Unnamed: 0_level_0,Culmen Length (mm),Culmen Depth (mm),Flipper Length (mm),Body Mass (g),Sex,prediction,prediction_check,proba_female,proba_male
Sample Number,Unnamed: 1_level_1,Unnamed: 2_level_1,Unnamed: 3_level_1,Unnamed: 4_level_1,Unnamed: 5_level_1,Unnamed: 6_level_1,Unnamed: 7_level_1,Unnamed: 8_level_1,Unnamed: 9_level_1
8,46.7,15.3,219.0,5200.0,MALE,FEMALE,False,0.6,0.4
10,46.8,15.4,215.0,5150.0,MALE,FEMALE,False,0.6,0.4
35,49.1,14.8,220.0,5150.0,FEMALE,MALE,False,0.4,0.6
44,49.6,15.0,216.0,4750.0,MALE,FEMALE,False,0.8,0.2
49,44.9,13.3,213.0,5100.0,FEMALE,MALE,False,0.2,0.8
58,45.5,15.0,220.0,5000.0,MALE,FEMALE,False,0.6,0.4
74,46.5,14.8,217.0,5200.0,FEMALE,MALE,False,0.4,0.6
97,49.4,15.8,216.0,4925.0,MALE,FEMALE,False,0.8,0.2
123,45.2,14.8,212.0,5200.0,FEMALE,MALE,False,0.4,0.6


Script:
* Most of these prediction mistakes had 60/40 or 40/60 probabilities, so it looks like these penguins are just in an area of the feature space where female and male penguins are mixed up.
* Overall, the model seems reasonable, and we will look into better model evaluations next week.

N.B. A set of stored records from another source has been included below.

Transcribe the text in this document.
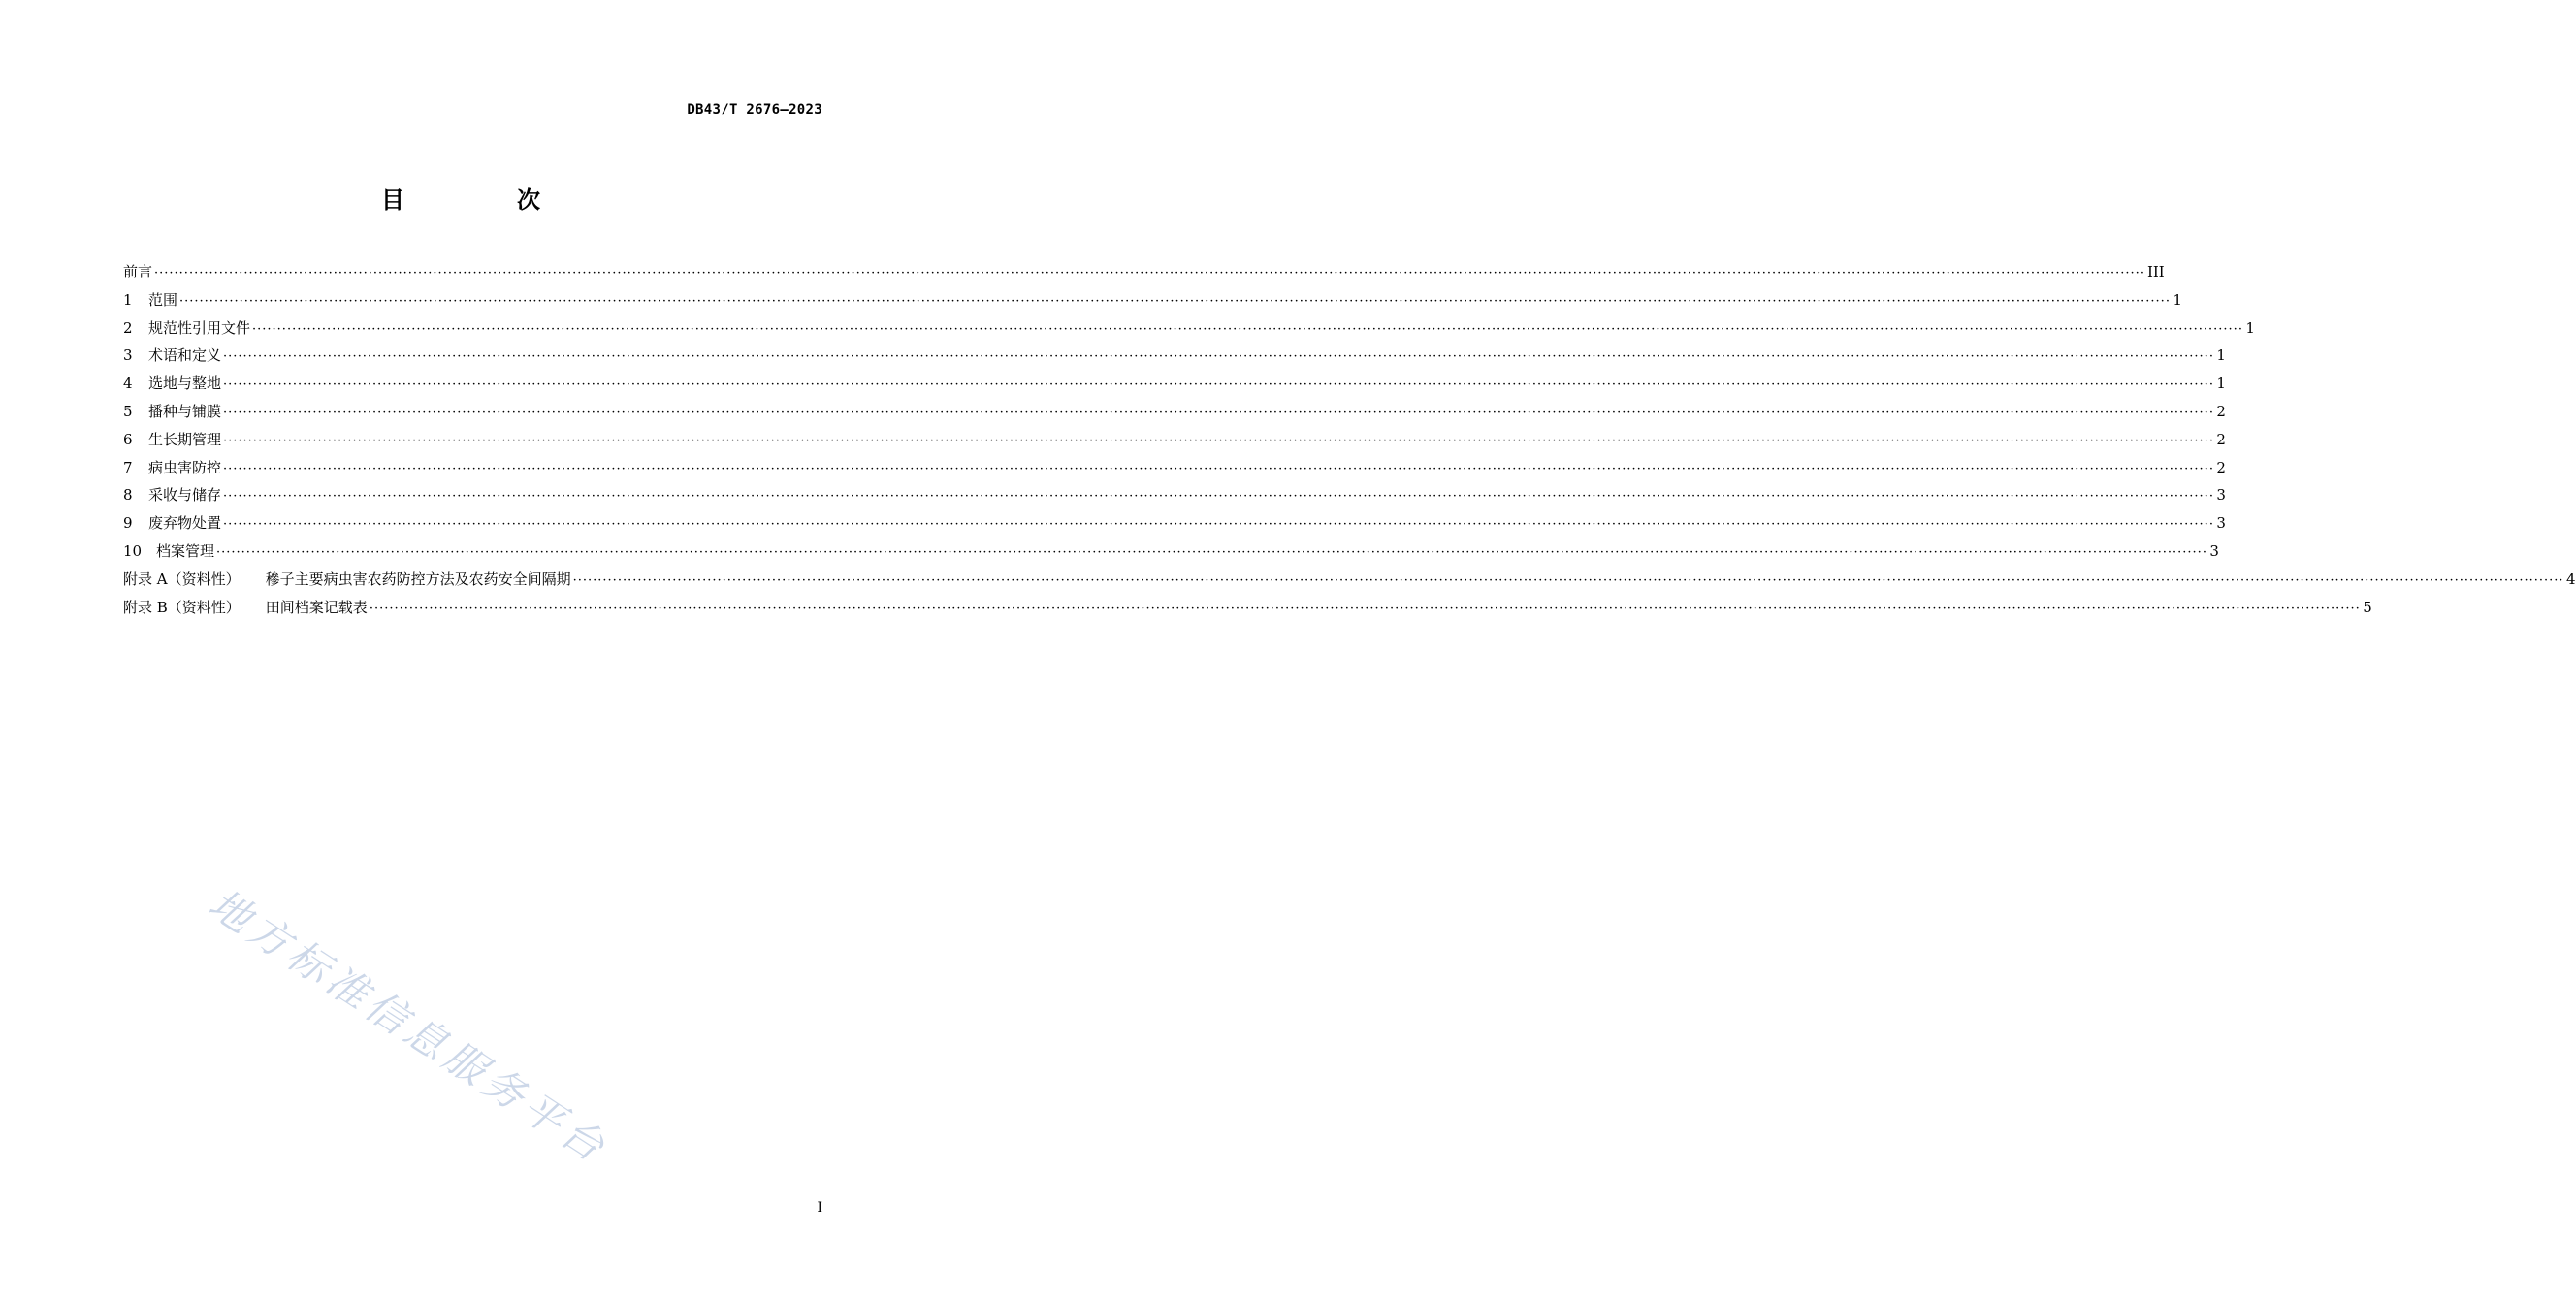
DB43/T 2676—2023
目　次
前言 ················································································································································································································································································································································································································ III
1	范围 ················································································································································································································································································································································································································ 1
2	规范性引用文件 ················································································································································································································································································································································································································ 1
3	术语和定义 ················································································································································································································································································································································································································ 1
4	选地与整地 ················································································································································································································································································································································································································ 1
5	播种与铺膜 ················································································································································································································································································································································································································ 2
6	生长期管理 ················································································································································································································································································································································································································ 2
7	病虫害防控 ················································································································································································································································································································································································································ 2
8	采收与储存 ················································································································································································································································································································································································································ 3
9	废弃物处置 ················································································································································································································································································································································································································ 3
10 档案管理 ················································································································································································································································································································································································································ 3
附录 A（资料性） 穇子主要病虫害农药防控方法及农药安全间隔期 ················································································································································································································································································································································································································ 4
附录 B（资料性） 田间档案记载表 ················································································································································································································································································································································································································ 5
地方标准信息服务平台
I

## Classifying Data with Scikit-Learn Recap

* Same fit/predict interface as regression models,
* Plus class probability predictions.

Script:
* We saw that classifying data with scikit-learn classification models can be very easy, similar to regression models.
* The same init, fit, predict sequence works here too.
* Plus you can get more information about the probabilities of each class.